Two Senators Introduce Cabotage Waiver for Alaskan Cruise Season
Senators Lisa Murkowski and Dan Sullivan (R-AK) have introduced a bill that would waive U.S. cabotage requirements for cruise ships operating between Washington State and Alaska. If enacted, it would remove a U.S. legal hurdle created by Canada's cruise ban.
Due to COVID-19, Canada has extended its ban on large cruise ships until February 2022, removing port calls in Vancouver or Victoria from the itinerary for any cruise line. Those port calls are essential for all large cruise ships operating in the Alaskan market, because all are foreign-flagged and must comply with the terms of the U.S. Passenger Vessel Services Act (PVSA). The Act allows foreign passenger vessels to make round-trip voyages beginning and ending in the same U.S. port, so long as they call in at least one foreign port along the way; this means that these vessels need to call in Canada in order to lawfully operate a "foreign voyage" on the Seattle-to-Alaska route.
The bill introduced by Senators Murkowski and Sullivan would alleviate this burden by waiving the requirement for foreign-flag cruise ships on the Alaska run. The bill would reclassify passenger vessel round-trip sailings between Washington State and Alaska as foreign voyages, thereby lifting the threat of fines for noncompliance. This waiver would last up until the end of February 2022 or the end of Canada's cruise ban, whichever occurs first.

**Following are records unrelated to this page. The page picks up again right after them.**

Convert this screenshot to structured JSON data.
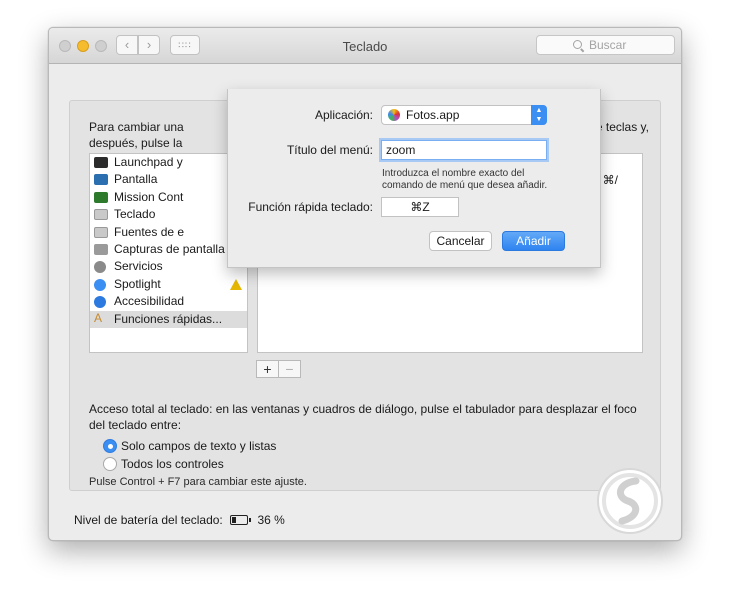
{
  "window": {
    "title": "Teclado",
    "search_placeholder": "Buscar",
    "nav_back": "‹",
    "nav_forward": "›",
    "grid": "∷∷"
  },
  "panel": {
    "description_left_1": "Para cambiar una",
    "description_right_1": "e teclas y,",
    "description_left_2": "después, pulse la",
    "categories": [
      {
        "label": "Launchpad y",
        "icon": "launchpad-icon",
        "color": "#2b2b2b"
      },
      {
        "label": "Pantalla",
        "icon": "display-icon",
        "color": "#2b6fb0"
      },
      {
        "label": "Mission Cont",
        "icon": "mission-control-icon",
        "color": "#2d7a2d"
      },
      {
        "label": "Teclado",
        "icon": "keyboard-icon",
        "color": "#c9c9c9"
      },
      {
        "label": "Fuentes de e",
        "icon": "input-sources-icon",
        "color": "#c9c9c9"
      },
      {
        "label": "Capturas de pantalla",
        "icon": "screenshot-icon",
        "color": "#9a9a9a"
      },
      {
        "label": "Servicios",
        "icon": "gear-icon",
        "color": "#8a8a8a"
      },
      {
        "label": "Spotlight",
        "icon": "spotlight-icon",
        "color": "#3b8ef2"
      },
      {
        "label": "Accesibilidad",
        "icon": "accessibility-icon",
        "color": "#2c7ae0"
      },
      {
        "label": "Funciones rápidas...",
        "icon": "app-shortcuts-icon",
        "color": "#c68a2e"
      }
    ],
    "shortcut_key": "⇧⌘/",
    "plus": "+",
    "minus": "−",
    "kbd_access_text": "Acceso total al teclado: en las ventanas y cuadros de diálogo, pulse el tabulador para desplazar el foco del teclado entre:",
    "radio_1": "Solo campos de texto y listas",
    "radio_2": "Todos los controles",
    "hint": "Pulse Control + F7 para cambiar este ajuste."
  },
  "battery": {
    "label": "Nivel de batería del teclado:",
    "percent": "36 %"
  },
  "sheet": {
    "app_label": "Aplicación:",
    "app_value": "Fotos.app",
    "menu_title_label": "Título del menú:",
    "menu_title_value": "zoom",
    "help_line_1": "Introduzca el nombre exacto del",
    "help_line_2": "comando de menú que desea añadir.",
    "shortcut_label": "Función rápida teclado:",
    "shortcut_value": "⌘Z",
    "cancel": "Cancelar",
    "add": "Añadir"
  }
}
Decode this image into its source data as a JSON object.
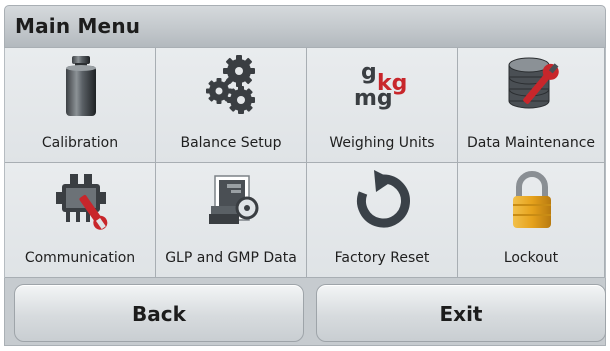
{
  "header": {
    "title": "Main Menu"
  },
  "menu": {
    "items": [
      {
        "label": "Calibration",
        "icon": "calibration-weight-icon"
      },
      {
        "label": "Balance Setup",
        "icon": "balance-setup-gears-icon"
      },
      {
        "label": "Weighing Units",
        "icon": "weighing-units-icon",
        "icon_text": {
          "g": "g",
          "kg": "kg",
          "mg": "mg"
        }
      },
      {
        "label": "Data Maintenance",
        "icon": "data-maintenance-icon"
      },
      {
        "label": "Communication",
        "icon": "communication-icon"
      },
      {
        "label": "GLP and GMP Data",
        "icon": "glp-gmp-data-icon"
      },
      {
        "label": "Factory Reset",
        "icon": "factory-reset-icon"
      },
      {
        "label": "Lockout",
        "icon": "lockout-padlock-icon"
      }
    ]
  },
  "footer": {
    "back_label": "Back",
    "exit_label": "Exit"
  },
  "colors": {
    "accent_red": "#c8262b",
    "lock_gold": "#e6a21c",
    "reset_arrow": "#3a4148"
  }
}
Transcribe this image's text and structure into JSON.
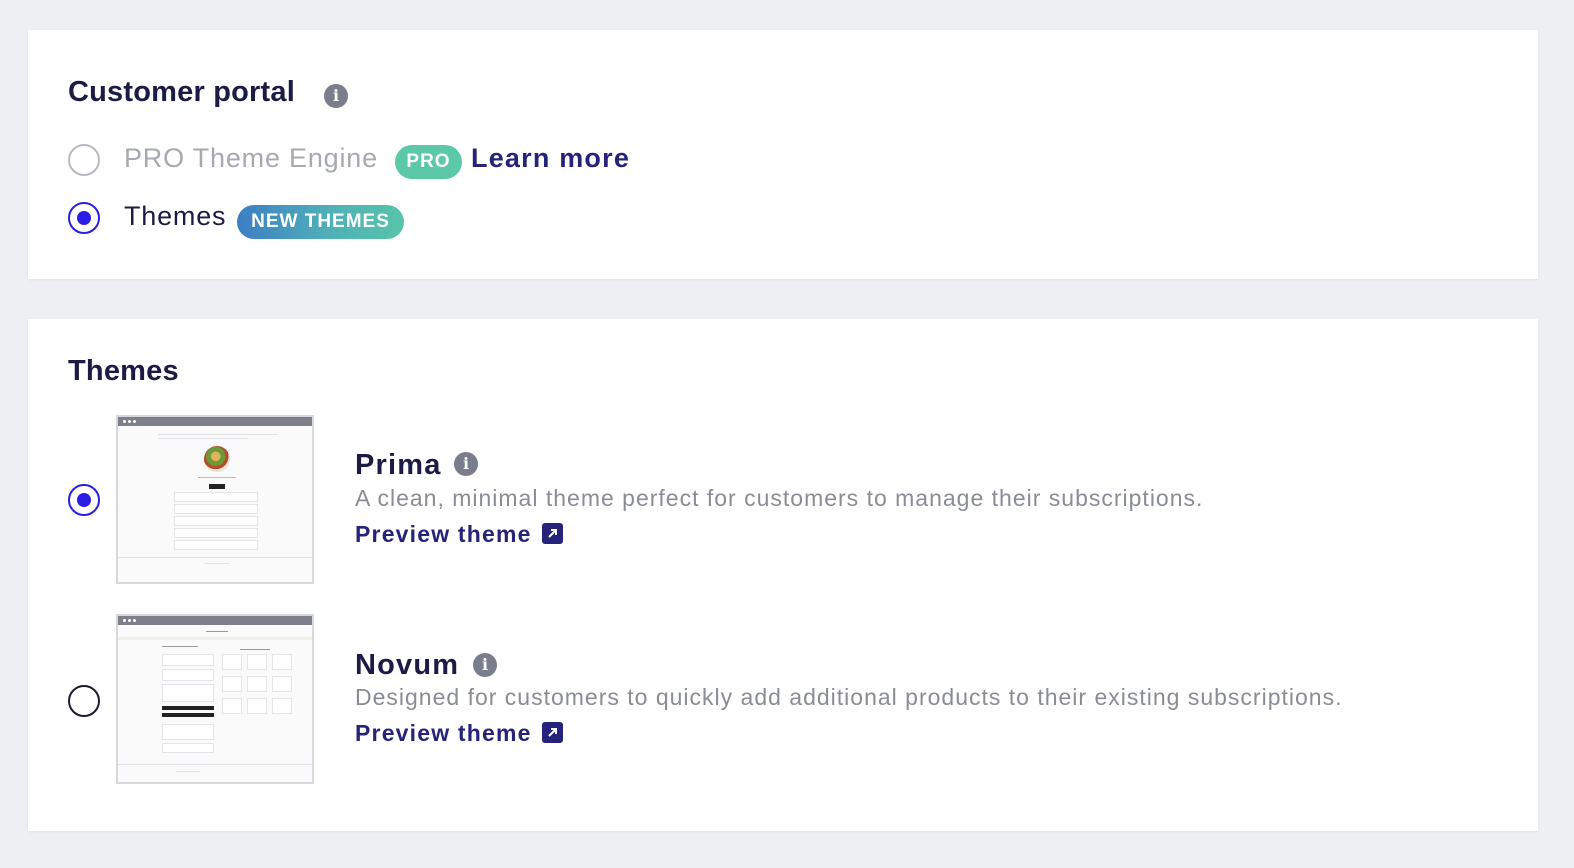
{
  "portal": {
    "title": "Customer portal",
    "options": [
      {
        "label": "PRO Theme Engine",
        "badge": "PRO",
        "link": "Learn more",
        "selected": false
      },
      {
        "label": "Themes",
        "badge": "NEW THEMES",
        "selected": true
      }
    ]
  },
  "themes": {
    "title": "Themes",
    "items": [
      {
        "name": "Prima",
        "description": "A clean, minimal theme perfect for customers to manage their subscriptions.",
        "preview_label": "Preview theme",
        "selected": true
      },
      {
        "name": "Novum",
        "description": "Designed for customers to quickly add additional products to their existing subscriptions.",
        "preview_label": "Preview theme",
        "selected": false
      }
    ]
  },
  "colors": {
    "accent": "#2a1ee6",
    "link": "#25247a",
    "pro_badge": "#5cc9a6",
    "background": "#eeeff2"
  },
  "icons": {
    "info": "info-icon",
    "external": "external-link-icon"
  }
}
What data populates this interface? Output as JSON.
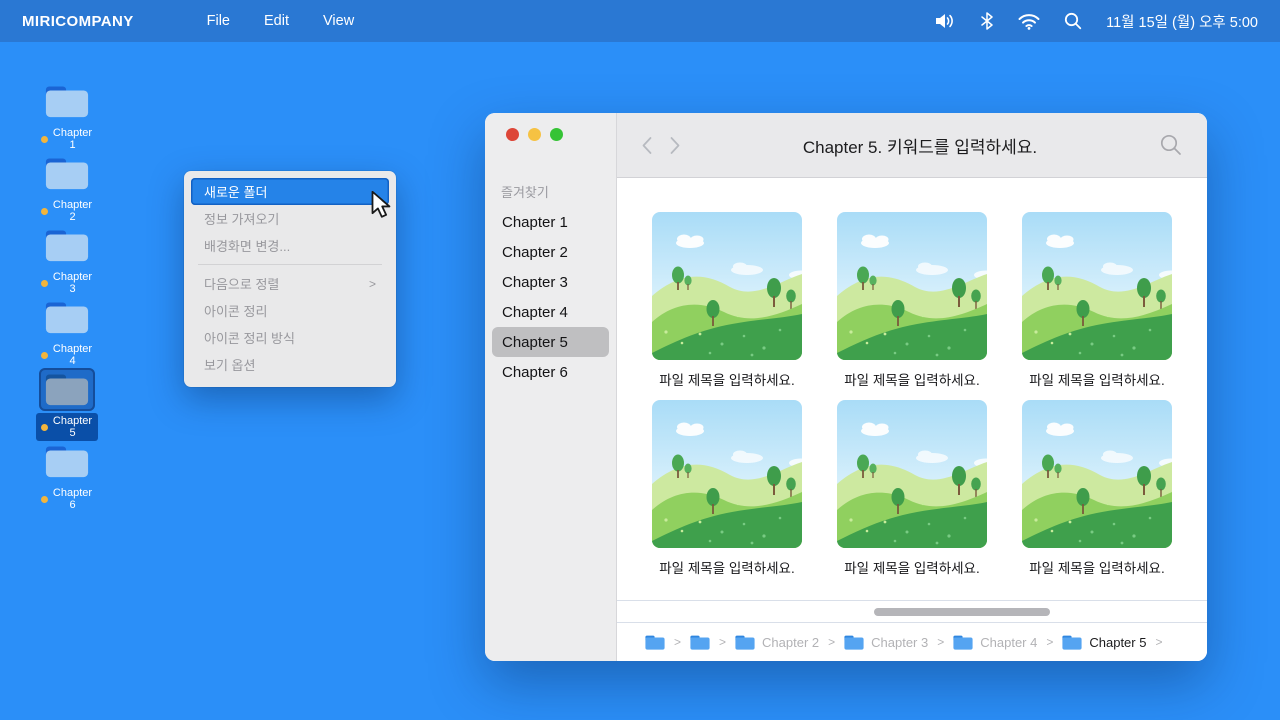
{
  "menubar": {
    "brand": "MIRICOMPANY",
    "menus": [
      {
        "label": "File"
      },
      {
        "label": "Edit"
      },
      {
        "label": "View"
      }
    ],
    "datetime": "11월 15일 (월) 오후 5:00"
  },
  "desktop": {
    "icons": [
      {
        "label": "Chapter 1",
        "selected": false
      },
      {
        "label": "Chapter 2",
        "selected": false
      },
      {
        "label": "Chapter 3",
        "selected": false
      },
      {
        "label": "Chapter 4",
        "selected": false
      },
      {
        "label": "Chapter 5",
        "selected": true
      },
      {
        "label": "Chapter 6",
        "selected": false
      }
    ]
  },
  "context_menu": {
    "items": [
      {
        "label": "새로운 폴더",
        "highlighted": true
      },
      {
        "label": "정보 가져오기"
      },
      {
        "label": "배경화면 변경..."
      },
      {
        "label": "다음으로 정렬",
        "submenu_arrow": ">"
      },
      {
        "label": "아이콘 정리"
      },
      {
        "label": "아이콘 정리 방식"
      },
      {
        "label": "보기 옵션"
      }
    ]
  },
  "window": {
    "sidebar": {
      "section": "즐겨찾기",
      "items": [
        {
          "label": "Chapter 1",
          "selected": false
        },
        {
          "label": "Chapter 2",
          "selected": false
        },
        {
          "label": "Chapter 3",
          "selected": false
        },
        {
          "label": "Chapter 4",
          "selected": false
        },
        {
          "label": "Chapter 5",
          "selected": true
        },
        {
          "label": "Chapter 6",
          "selected": false
        }
      ]
    },
    "header": {
      "title": "Chapter 5. 키워드를 입력하세요."
    },
    "files": [
      {
        "caption": "파일 제목을 입력하세요."
      },
      {
        "caption": "파일 제목을 입력하세요."
      },
      {
        "caption": "파일 제목을 입력하세요."
      },
      {
        "caption": "파일 제목을 입력하세요."
      },
      {
        "caption": "파일 제목을 입력하세요."
      },
      {
        "caption": "파일 제목을 입력하세요."
      }
    ],
    "breadcrumb": {
      "separator": ">",
      "items": [
        {
          "label": "",
          "current": false
        },
        {
          "label": "",
          "current": false
        },
        {
          "label": "Chapter 2",
          "current": false
        },
        {
          "label": "Chapter 3",
          "current": false
        },
        {
          "label": "Chapter 4",
          "current": false
        },
        {
          "label": "Chapter 5",
          "current": true
        }
      ]
    }
  },
  "colors": {
    "desktop_bg": "#2b8ff8",
    "menubar_bg": "#2a78d3",
    "menu_highlight": "#2583e8",
    "folder_body": "#a7cef4",
    "folder_tab": "#1a64d4",
    "breadcrumb_folder": "#55a4f1",
    "sidebar_bg": "#ededee",
    "sidebar_selected": "#bfbfc1",
    "traffic_red": "#dd4638",
    "traffic_yellow": "#f6c243",
    "traffic_green": "#35c335",
    "label_dot": "#f2b53d"
  }
}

The bill immediately drew support from Royal Caribbean Cruises, which plans to have three vessels homeported in Seattle this year.
"This bill would allow cruise ships to sail to Alaska without requiring that they stop in Canada," said Michael Bayley, President & CEO of Royal Caribbean Cruises, in a social media post Friday. "If passed, this would represent a step in the right direction for the Alaskan communities that depend on the tourism industry. If you support the bill, please reach out to your representatives to make your voice heard!"
Though the legal status of the season is uncertain, Royal Caribbean still has Alaska sailings on its books from May 2021 onwards, and it has said that it continues to talk with Canadian and American regulators to find a workable solution.